On December 12, 1985, in response to Frank’s motion for summary decision on the issue of jurisdiction, the AU found that there were no material facts in dispute with respect to the jurisdictional question, and that the Director’s initial May 14, 1985 finding of jurisdiction should be considered final. This recommendation of the ALJ was thereafter adopted by the Director’s February 16, 1986 Order of Partial Summary Decision on Jurisdiction. See Frank v. Ivy Club, 548 A.2d at 1146.
. After the ALJ’s jurisdictional ruling of December 12, 1985, see note 12 herein, Frank filed a Motion for Summary Decision against Ivy on the issue of liability. On June 16, 1986, the ALJ granted Frank’s motion. The Director's July 28, 1986 liability decision adopted the ALJ’s summary decision on Ivy’s liability under the LAD, and remanded the case back to the OAL for further proceedings on remedies tó be afforded Frank. See Frank v. Ivy Club, 548 A.2d at 1147.
. At the July 29, 1986 OAL hearing on damages and remedies before an AU, counsel for Ivy said, orally (App. 134):
At this point, we also seek to preserve our federal claim for consideration by federal court and we specifically reserve them under the England Reservation Doctrine, though we may change in our decision of this matter. At this point, Ivy will not be arguing any federal issues.
.The Director reaffirmed the prior rejection of Ivy’s freedom of association argument by saying (App. 107):
The AU’s discussion on the First Amendment rights of the clubs is also rejected as inconsistent with the jurisdictional finding. In the Finding of Probable Cause ... which was incorporated in my February 6, 1986 ruling [on jurisdiction] ... I specifically addressed the clubs’ First Amendment claims of freedom of association rights and found that any rights that they may have to freely associate did not include a right to discriminate on the basis of sex. The AU’s reliance on free association rights is therefore misplaced. My February 6, 1986 ruling is hereby reaffirmed.

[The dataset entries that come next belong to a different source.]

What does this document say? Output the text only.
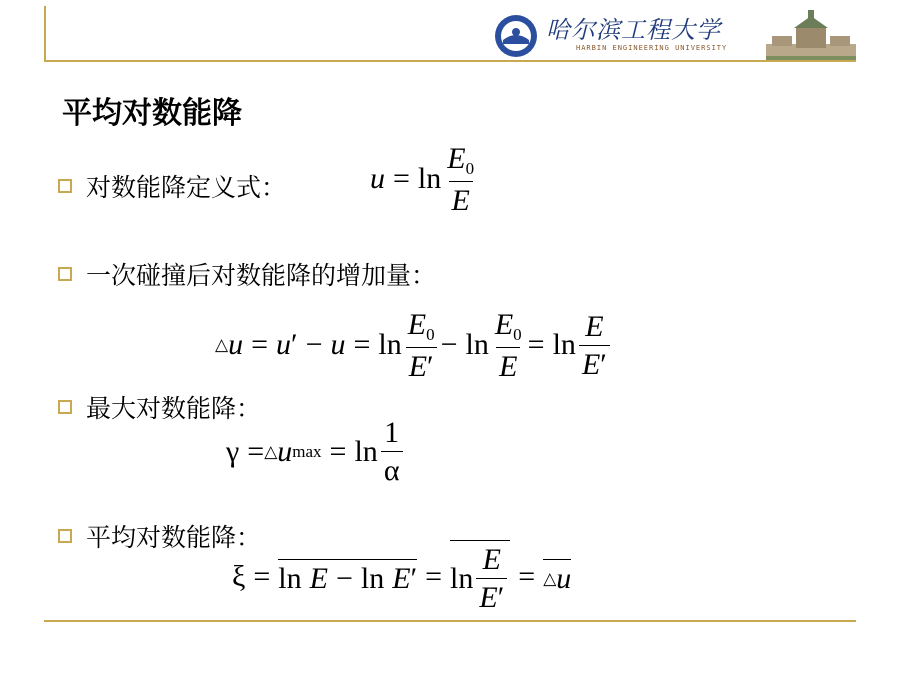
哈尔滨工程大学
HARBIN ENGINEERING UNIVERSITY
平均对数能降
对数能降定义式：	$u = \ln \frac{E_0}{E}$
一次碰撞后对数能降的增加量：
△ u = u ′ − $u = \ln \frac{E_0}{E'} - \ln \frac{E_0}{E} = \ln \frac{E}{E'}$
最大对数能降：
γ = △ u $\max = \ln \frac{1}{\alpha}$
平均对数能降：
ξ = ln E − ln E ′ = $\ln \frac{E}{E'}$ = △ u
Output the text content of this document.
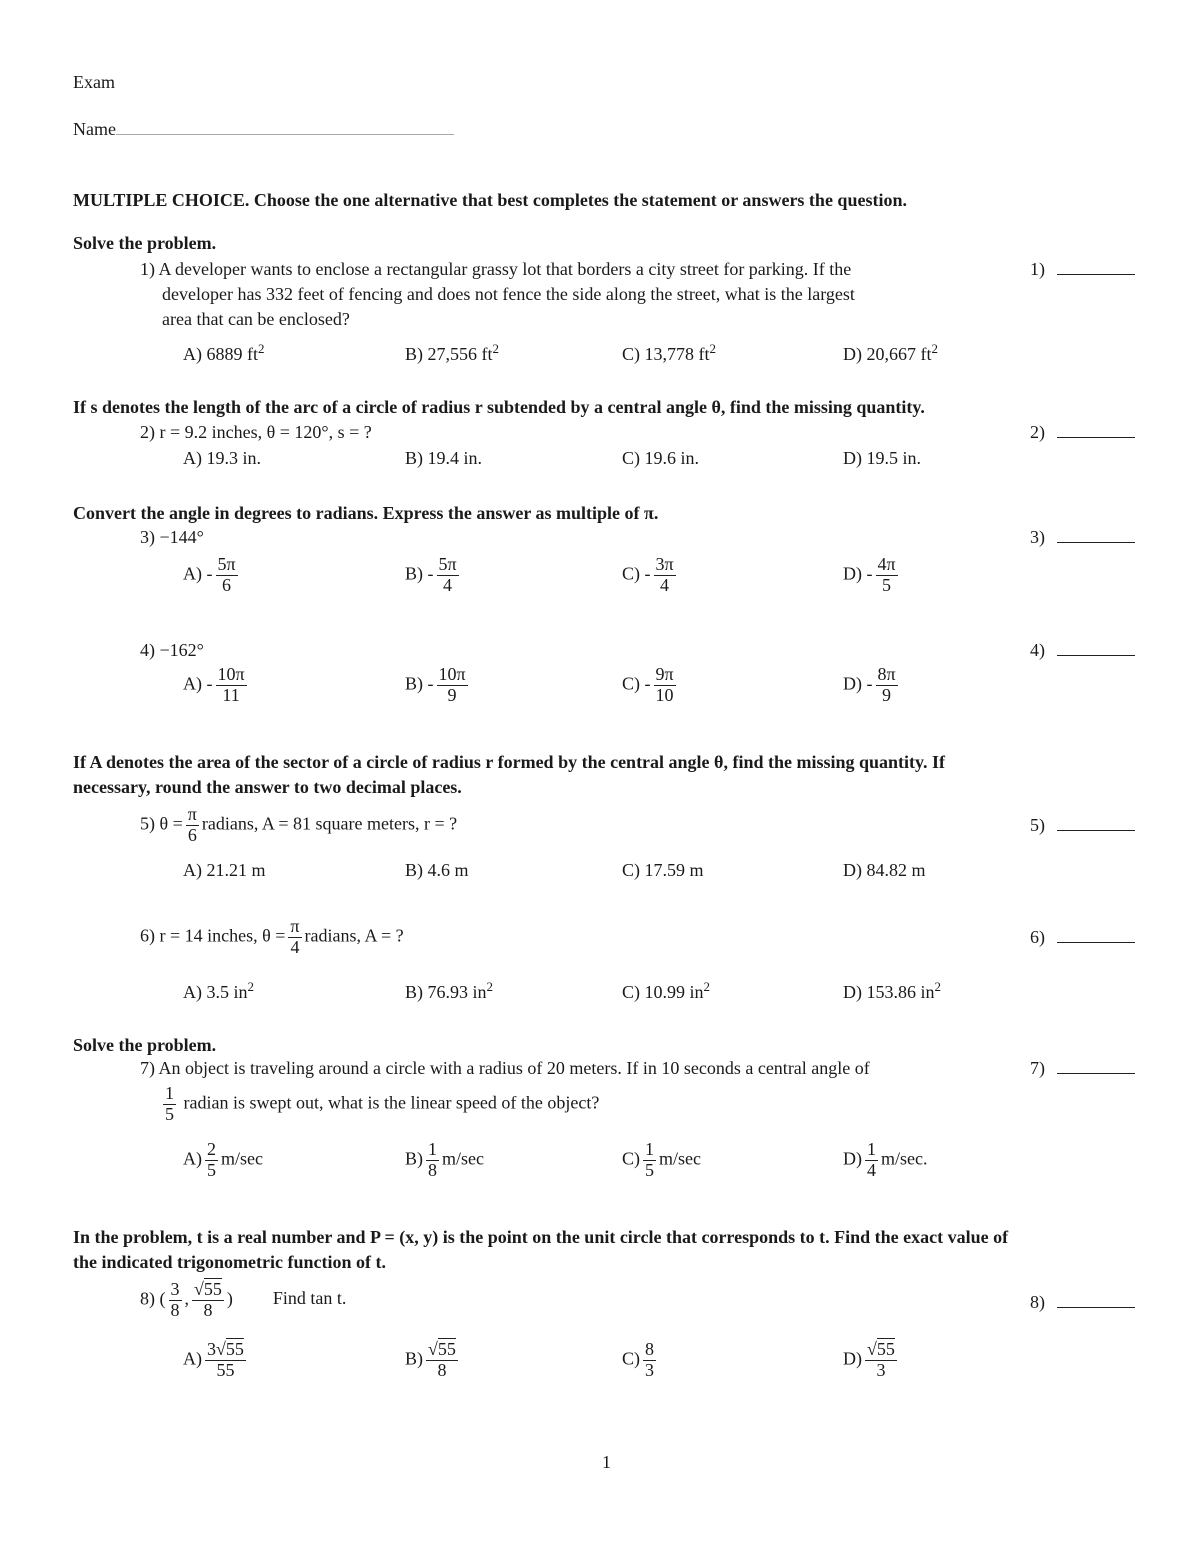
Exam
Name
MULTIPLE CHOICE. Choose the one alternative that best completes the statement or answers the question.
Solve the problem.
1) A developer wants to enclose a rectangular grassy lot that borders a city street for parking. If the
developer has 332 feet of fencing and does not fence the side along the street, what is the largest
area that can be enclosed?
A) 6889 $ft^2$	B) 27,556 $ft^2$	C) 13,778 $ft^2$	D) 20,667 $ft^2$
1)
If s denotes the length of the arc of a circle of radius r subtended by a central angle θ, find the missing quantity.
2) r = 9.2 inches, θ = 120°, s = ?
A) 19.3 in.	B) 19.4 in.	C) 19.6 in.	D) 19.5 in.
2)
Convert the angle in degrees to radians. Express the answer as multiple of π.
3) −144°	3)
$A) - \frac{5\pi}{6}$	$B) - \frac{5\pi}{4}$	$C) - \frac{3\pi}{4}$	$D) - \frac{4\pi}{5}$
4) −162°	4)
$A) - \frac{10\pi}{11}$	$B) - \frac{10\pi}{9}$	$C) - \frac{9\pi}{10}$	$D) - \frac{8\pi}{9}$
If A denotes the area of the sector of a circle of radius r formed by the central angle θ, find the missing quantity. If
necessary, round the answer to two decimal places.
5) $\theta = \frac{\pi}{6}$ radians, A = 81 square meters, r = ?	5)
A) 21.21 m	B) 4.6 m	C) 17.59 m	D) 84.82 m
6) r = 14 inches, $\theta = \frac{\pi}{4}$ radians, A = ?	6)
A) 3.5 $in^2$	B) 76.93 $in^2$	C) 10.99 $in^2$	D) 153.86 $in^2$
Solve the problem.
7) An object is traveling around a circle with a radius of 20 meters. If in 10 seconds a central angle of
$\frac{1}{5}$ radian is swept out, what is the linear speed of the object?
7)
$A) \frac{2}{5} m/\sec$	$B) \frac{1}{8} m/\sec$	$C) \frac{1}{5} m/\sec$	$D) \frac{1}{4} m/\sec$.
In the problem, t is a real number and P = (x, y) is the point on the unit circle that corresponds to t. Find the exact value of
the indicated trigonometric function of t.
8) ( $\frac{3}{8}$ , $\frac{√55}{8}$ ) Find tan t.	8)
$A) \frac{3√55}{55}$	$B) \frac{√55}{8}$	$C) \frac{8}{3}$	$D) \frac{√55}{3}$
1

. Ivy made its first oral reservation of England rights on July 29, 1986, at the start of administrative proceedings on damages and remedies, App. 134; and Ivy made its first written reservation later, on October 5, 1987, when Ivy filed its appeal from all of the Division’s adverse orders with the Superior Court of New Jersey. App. 133.
. The Division's determinations were subject to state court review, state courts’ reviewed the Division’s determinations in the Frank case on more than one occasion, and pursuant to Ivy’s appeal from the Division’s adverse jurisdictional determination, the New Jersey Supreme Court affirmed.

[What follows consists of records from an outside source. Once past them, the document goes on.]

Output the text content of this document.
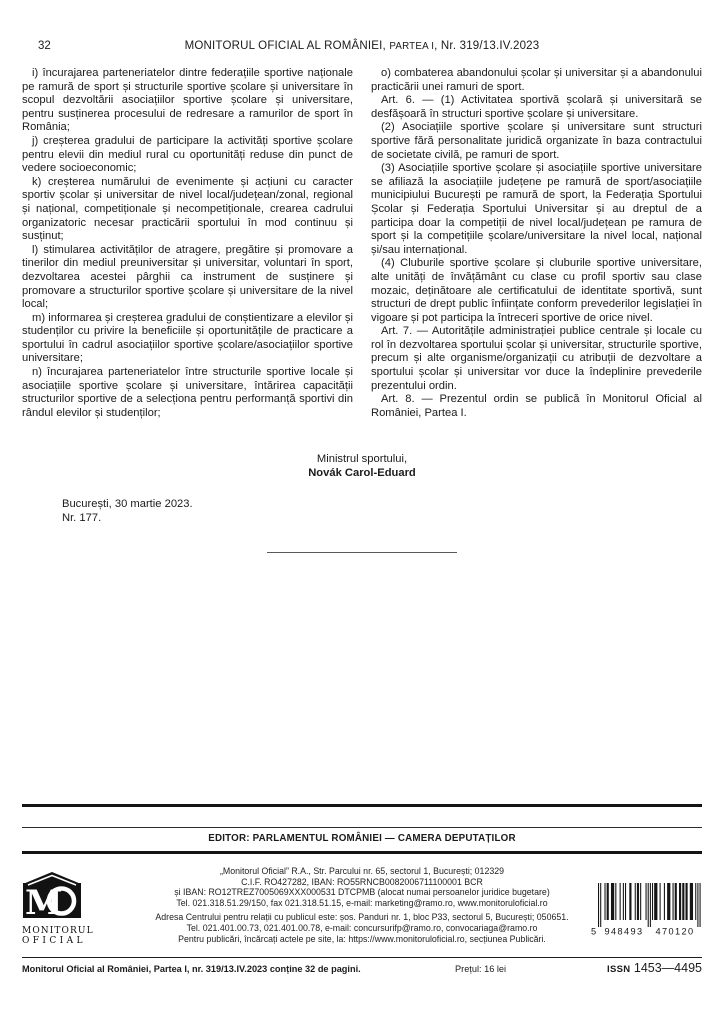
32	MONITORUL OFICIAL AL ROMÂNIEI, PARTEA I, Nr. 319/13.IV.2023

i) încurajarea parteneriatelor dintre federațiile sportive naționale pe ramură de sport și structurile sportive școlare și universitare în scopul dezvoltării asociațiilor sportive școlare și universitare, pentru susținerea procesului de redresare a ramurilor de sport în România;

j) creșterea gradului de participare la activități sportive școlare pentru elevii din mediul rural cu oportunități reduse din punct de vedere socioeconomic;

k) creșterea numărului de evenimente și acțiuni cu caracter sportiv școlar și universitar de nivel local/județean/zonal, regional și național, competiționale și necompetiționale, crearea cadrului organizatoric necesar practicării sportului în mod continuu și susținut;

l) stimularea activităților de atragere, pregătire și promovare a tinerilor din mediul preuniversitar și universitar, voluntari în sport, dezvoltarea acestei pârghii ca instrument de susținere și promovare a structurilor sportive școlare și universitare de la nivel local;

m) informarea și creșterea gradului de conștientizare a elevilor și studenților cu privire la beneficiile și oportunitățile de practicare a sportului în cadrul asociațiilor sportive școlare/asociațiilor sportive universitare;

n) încurajarea parteneriatelor între structurile sportive locale și asociațiile sportive școlare și universitare, întărirea capacității structurilor sportive de a selecționa pentru performanță sportivi din rândul elevilor și studenților;

o) combaterea abandonului școlar și universitar și a abandonului practicării unei ramuri de sport.

Art. 6. — (1) Activitatea sportivă școlară și universitară se desfășoară în structuri sportive școlare și universitare.

(2) Asociațiile sportive școlare și universitare sunt structuri sportive fără personalitate juridică organizate în baza contractului de societate civilă, pe ramuri de sport.

(3) Asociațiile sportive școlare și asociațiile sportive universitare se afiliază la asociațiile județene pe ramură de sport/asociațiile municipiului București pe ramură de sport, la Federația Sportului Școlar și Federația Sportului Universitar și au dreptul de a participa doar la competiții de nivel local/județean pe ramura de sport și la competițiile școlare/universitare la nivel local, național și/sau internațional.

(4) Cluburile sportive școlare și cluburile sportive universitare, alte unități de învățământ cu clase cu profil sportiv sau clase mozaic, deținătoare ale certificatului de identitate sportivă, sunt structuri de drept public înființate conform prevederilor legislației în vigoare și pot participa la întreceri sportive de orice nivel.

Art. 7. — Autoritățile administrației publice centrale și locale cu rol în dezvoltarea sportului școlar și universitar, structurile sportive, precum și alte organisme/organizații cu atribuții de dezvoltare a sportului școlar și universitar vor duce la îndeplinire prevederile prezentului ordin.

Art. 8. — Prezentul ordin se publică în Monitorul Oficial al României, Partea I.

Ministrul sportului,
Novák Carol-Eduard
București, 30 martie 2023.
Nr. 177.
EDITOR: PARLAMENTUL ROMÂNIEI — CAMERA DEPUTAȚILOR
M
MONITORUL
OFICIAL
„Monitorul Oficial” R.A., Str. Parcului nr. 65, sectorul 1, București; 012329
C.I.F. RO427282, IBAN: RO55RNCB0082006711100001 BCR
și IBAN: RO12TREZ7005069XXX000531 DTCPMB (alocat numai persoanelor juridice bugetare)
Tel. 021.318.51.29/150, fax 021.318.51.15, e-mail: marketing@ramo.ro, www.monitoruloficial.ro
Adresa Centrului pentru relații cu publicul este: șos. Panduri nr. 1, bloc P33, sectorul 5, București; 050651.
Tel. 021.401.00.73, 021.401.00.78, e-mail: concursurifp@ramo.ro, convocariaga@ramo.ro
Pentru publicări, încărcați actele pe site, la: https://www.monitoruloficial.ro, secțiunea Publicări.
5 948493 470120
Monitorul Oficial al României, Partea I, nr. 319/13.IV.2023 conține 32 de pagini.	Prețul: 16 lei	ISSN 1453—4495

.Rooker-Feldman's jurisdictional bar operates only to the extent Ivy did not make a valid England reservation of its first two counts. If Ivy made valid reservations of these counts, then the district court would have jurisdiction to hear these claims irrespective of Rooker-Feldman doctrine. Rooker- Feldman should not destroy a district court’s jurisdiction over properly reserved federal constitutional questions, even when state courts previously have decided those issues. Otherwise, Rooker-Feldman would defeat England’s utility where federal plaintiffs subjected to Pullman abstention are compelled involuntarily to have their federal constitutional claims decided by state courts.
. Ivy has declined to seek federal Supreme Court review of the state supreme court decision.
. To the extent Count Three may also be read as a constitutional challenge to the Division’s particular exercise of jurisdiction over Ivy in the Frank case, the district court is without jurisdiction.
. N.J.R.Civ.P. 4:30A provides:
. Ivy’s procedural due process claim (Count Two) is also susceptible to defeat by entire controversy doctrine analysis because Ivy did not initially raise that claim in the state proceedings. Nevertheless, I would rest dismissal of Count Two on Rooker-Feldman grounds alone.